Murad et al. suggested Fuhrman nuclear grade 1 as a defining criterion for CRCC.[4] However, we — along with other investigators — do not favor including grade as a diagnostic characteristic for these tumors.[19] In our study, although most tumors were Fuhrman grade 1, we encountered some CRCC tumors of nuclear grades I-II and II as well.

Cystic renal cell carcinoma carries a better prognosis than other RCCs because of its low nuclear grade and TNM stage regardless of tumor size.[20] The 10-year survival rate and non-recurrence rate after surgery have been reported as 97.3% and 90.3%, respectively.[21] To date, the overall survival in our patient population is more than 90%; with 6–84 months of follow-up, there have not been any signs of local or distant recurrence. Patients initially misdiagnosed as having a benign tumor on pre- or intra-operative pathology that are subsequently diagnosed with a malignant tumor postoperatively should undergo remedial measures (radical nephrectomy) as soon as possible; this situation occurred in 7 cases from our series.
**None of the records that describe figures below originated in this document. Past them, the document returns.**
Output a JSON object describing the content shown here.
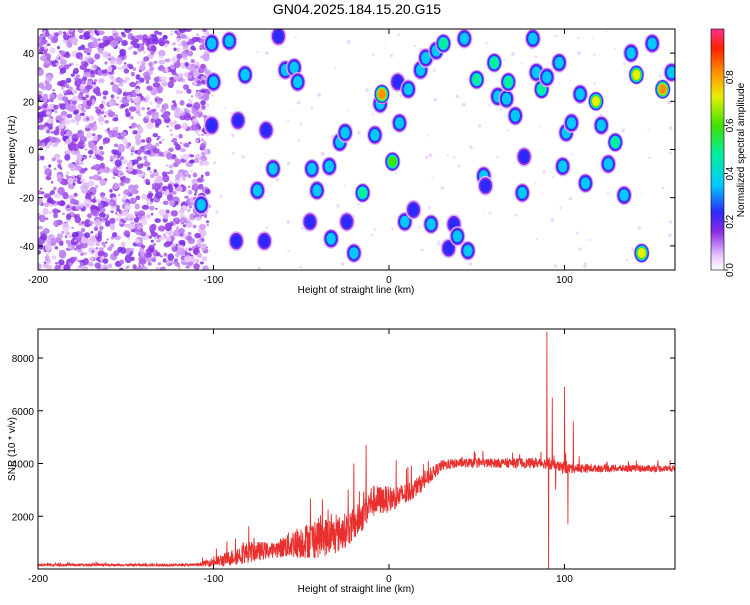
{
  "page": {
    "title": "GN04.2025.184.15.20.G15"
  },
  "chart_data": [
    {
      "type": "heatmap",
      "title": "GN04.2025.184.15.20.G15",
      "xlabel": "Height of straight line (km)",
      "ylabel": "Frequency (Hz)",
      "xlim": [
        -200,
        163
      ],
      "ylim": [
        -50,
        50
      ],
      "xticks": [
        -200,
        -100,
        0,
        100
      ],
      "yticks": [
        -40,
        -20,
        0,
        20,
        40
      ],
      "colorbar": {
        "label": "Normalized spectral amplitude",
        "range": [
          0,
          1
        ],
        "ticks": [
          0.0,
          0.2,
          0.4,
          0.6,
          0.8
        ],
        "colormap": "rainbow"
      },
      "noise_region": [
        -200,
        -107
      ],
      "blobs": [
        {
          "x": -101,
          "y": 44,
          "v": 0.35
        },
        {
          "x": -100,
          "y": 28,
          "v": 0.42
        },
        {
          "x": -107,
          "y": -23,
          "v": 0.35
        },
        {
          "x": -101,
          "y": 10,
          "v": 0.3
        },
        {
          "x": -86,
          "y": 12,
          "v": 0.3
        },
        {
          "x": -91,
          "y": 45,
          "v": 0.35
        },
        {
          "x": -82,
          "y": 31,
          "v": 0.45
        },
        {
          "x": -70,
          "y": 8,
          "v": 0.3
        },
        {
          "x": -66,
          "y": -8,
          "v": 0.35
        },
        {
          "x": -75,
          "y": -17,
          "v": 0.35
        },
        {
          "x": -71,
          "y": -38,
          "v": 0.32
        },
        {
          "x": -87,
          "y": -38,
          "v": 0.3
        },
        {
          "x": -59,
          "y": 33,
          "v": 0.45
        },
        {
          "x": -54,
          "y": 34,
          "v": 0.4
        },
        {
          "x": -63,
          "y": 47,
          "v": 0.3
        },
        {
          "x": -52,
          "y": 28,
          "v": 0.35
        },
        {
          "x": -44,
          "y": -8,
          "v": 0.35
        },
        {
          "x": -41,
          "y": -17,
          "v": 0.35
        },
        {
          "x": -45,
          "y": -30,
          "v": 0.3
        },
        {
          "x": -34,
          "y": -7,
          "v": 0.35
        },
        {
          "x": -33,
          "y": -37,
          "v": 0.45
        },
        {
          "x": -28,
          "y": 3,
          "v": 0.4
        },
        {
          "x": -25,
          "y": 7,
          "v": 0.35
        },
        {
          "x": -24,
          "y": -30,
          "v": 0.32
        },
        {
          "x": -20,
          "y": -43,
          "v": 0.45
        },
        {
          "x": -15,
          "y": -18,
          "v": 0.55
        },
        {
          "x": -8,
          "y": 6,
          "v": 0.35
        },
        {
          "x": -5,
          "y": 19,
          "v": 0.4
        },
        {
          "x": -4,
          "y": 23,
          "v": 0.85
        },
        {
          "x": 2,
          "y": -5,
          "v": 0.6
        },
        {
          "x": 5,
          "y": 28,
          "v": 0.3
        },
        {
          "x": 6,
          "y": 11,
          "v": 0.35
        },
        {
          "x": 9,
          "y": -30,
          "v": 0.4
        },
        {
          "x": 11,
          "y": 25,
          "v": 0.4
        },
        {
          "x": 14,
          "y": -25,
          "v": 0.3
        },
        {
          "x": 18,
          "y": 33,
          "v": 0.35
        },
        {
          "x": 21,
          "y": 38,
          "v": 0.35
        },
        {
          "x": 24,
          "y": -31,
          "v": 0.4
        },
        {
          "x": 27,
          "y": 41,
          "v": 0.45
        },
        {
          "x": 31,
          "y": 44,
          "v": 0.55
        },
        {
          "x": 34,
          "y": -41,
          "v": 0.3
        },
        {
          "x": 37,
          "y": -31,
          "v": 0.3
        },
        {
          "x": 39,
          "y": -36,
          "v": 0.4
        },
        {
          "x": 43,
          "y": 46,
          "v": 0.35
        },
        {
          "x": 45,
          "y": -42,
          "v": 0.4
        },
        {
          "x": 50,
          "y": 29,
          "v": 0.5
        },
        {
          "x": 54,
          "y": -11,
          "v": 0.4
        },
        {
          "x": 55,
          "y": -15,
          "v": 0.3
        },
        {
          "x": 60,
          "y": 36,
          "v": 0.5
        },
        {
          "x": 62,
          "y": 22,
          "v": 0.45
        },
        {
          "x": 67,
          "y": 21,
          "v": 0.4
        },
        {
          "x": 68,
          "y": 28,
          "v": 0.5
        },
        {
          "x": 72,
          "y": 14,
          "v": 0.4
        },
        {
          "x": 76,
          "y": -18,
          "v": 0.35
        },
        {
          "x": 77,
          "y": -3,
          "v": 0.3
        },
        {
          "x": 82,
          "y": 46,
          "v": 0.4
        },
        {
          "x": 84,
          "y": 32,
          "v": 0.35
        },
        {
          "x": 87,
          "y": 25,
          "v": 0.55
        },
        {
          "x": 90,
          "y": 30,
          "v": 0.45
        },
        {
          "x": 97,
          "y": 36,
          "v": 0.45
        },
        {
          "x": 99,
          "y": -7,
          "v": 0.35
        },
        {
          "x": 101,
          "y": 7,
          "v": 0.35
        },
        {
          "x": 104,
          "y": 11,
          "v": 0.4
        },
        {
          "x": 109,
          "y": 23,
          "v": 0.45
        },
        {
          "x": 112,
          "y": -14,
          "v": 0.35
        },
        {
          "x": 118,
          "y": 20,
          "v": 0.75
        },
        {
          "x": 121,
          "y": 10,
          "v": 0.4
        },
        {
          "x": 125,
          "y": -6,
          "v": 0.35
        },
        {
          "x": 129,
          "y": 3,
          "v": 0.55
        },
        {
          "x": 134,
          "y": -19,
          "v": 0.35
        },
        {
          "x": 138,
          "y": 40,
          "v": 0.45
        },
        {
          "x": 141,
          "y": 31,
          "v": 0.75
        },
        {
          "x": 144,
          "y": -43,
          "v": 0.75
        },
        {
          "x": 150,
          "y": 44,
          "v": 0.4
        },
        {
          "x": 156,
          "y": 25,
          "v": 0.85
        },
        {
          "x": 161,
          "y": 32,
          "v": 0.45
        }
      ]
    },
    {
      "type": "line",
      "xlabel": "Height of straight line (km)",
      "ylabel": "SNR (10 * v/v)",
      "xlim": [
        -200,
        163
      ],
      "ylim": [
        0,
        9100
      ],
      "xticks": [
        -200,
        -100,
        0,
        100
      ],
      "yticks": [
        2000,
        4000,
        6000,
        8000
      ],
      "series": [
        {
          "color": "#e8302e",
          "envelope": [
            {
              "x": -200,
              "base": 150,
              "noise": 60
            },
            {
              "x": -110,
              "base": 150,
              "noise": 60
            },
            {
              "x": -95,
              "base": 300,
              "noise": 350
            },
            {
              "x": -80,
              "base": 600,
              "noise": 600
            },
            {
              "x": -65,
              "base": 700,
              "noise": 400
            },
            {
              "x": -55,
              "base": 900,
              "noise": 800
            },
            {
              "x": -40,
              "base": 1100,
              "noise": 1100
            },
            {
              "x": -30,
              "base": 1200,
              "noise": 1000
            },
            {
              "x": -20,
              "base": 1600,
              "noise": 900
            },
            {
              "x": -15,
              "base": 2000,
              "noise": 900
            },
            {
              "x": -10,
              "base": 2500,
              "noise": 900
            },
            {
              "x": 0,
              "base": 2600,
              "noise": 700
            },
            {
              "x": 10,
              "base": 2800,
              "noise": 600
            },
            {
              "x": 20,
              "base": 3300,
              "noise": 450
            },
            {
              "x": 30,
              "base": 3900,
              "noise": 300
            },
            {
              "x": 40,
              "base": 4000,
              "noise": 250
            },
            {
              "x": 60,
              "base": 4000,
              "noise": 250
            },
            {
              "x": 88,
              "base": 4000,
              "noise": 280
            },
            {
              "x": 100,
              "base": 3800,
              "noise": 300
            },
            {
              "x": 120,
              "base": 3800,
              "noise": 200
            },
            {
              "x": 163,
              "base": 3800,
              "noise": 180
            }
          ],
          "spikes": [
            {
              "x": -20,
              "y": 4000
            },
            {
              "x": -13,
              "y": 4700
            },
            {
              "x": 90,
              "y": 9000
            },
            {
              "x": 91,
              "y": 0
            },
            {
              "x": 93,
              "y": 6500
            },
            {
              "x": 100,
              "y": 6900
            },
            {
              "x": 102,
              "y": 1700
            },
            {
              "x": 95,
              "y": 3000
            },
            {
              "x": 105,
              "y": 5600
            }
          ]
        }
      ]
    }
  ]
}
Intraoperative cyst rupture during resection did not have any clinical impact on patients' outcomes after radical nephrectomy; these patients' outcomes were excellent, with no evidence of neoplastic recurrence or metastasis. Because of the rarity of this disease entity and the limited number of patients reported in the literature and in our study, additional research is needed to further show the diagnostic, pathologic, and prognostic characteristics of CRCC.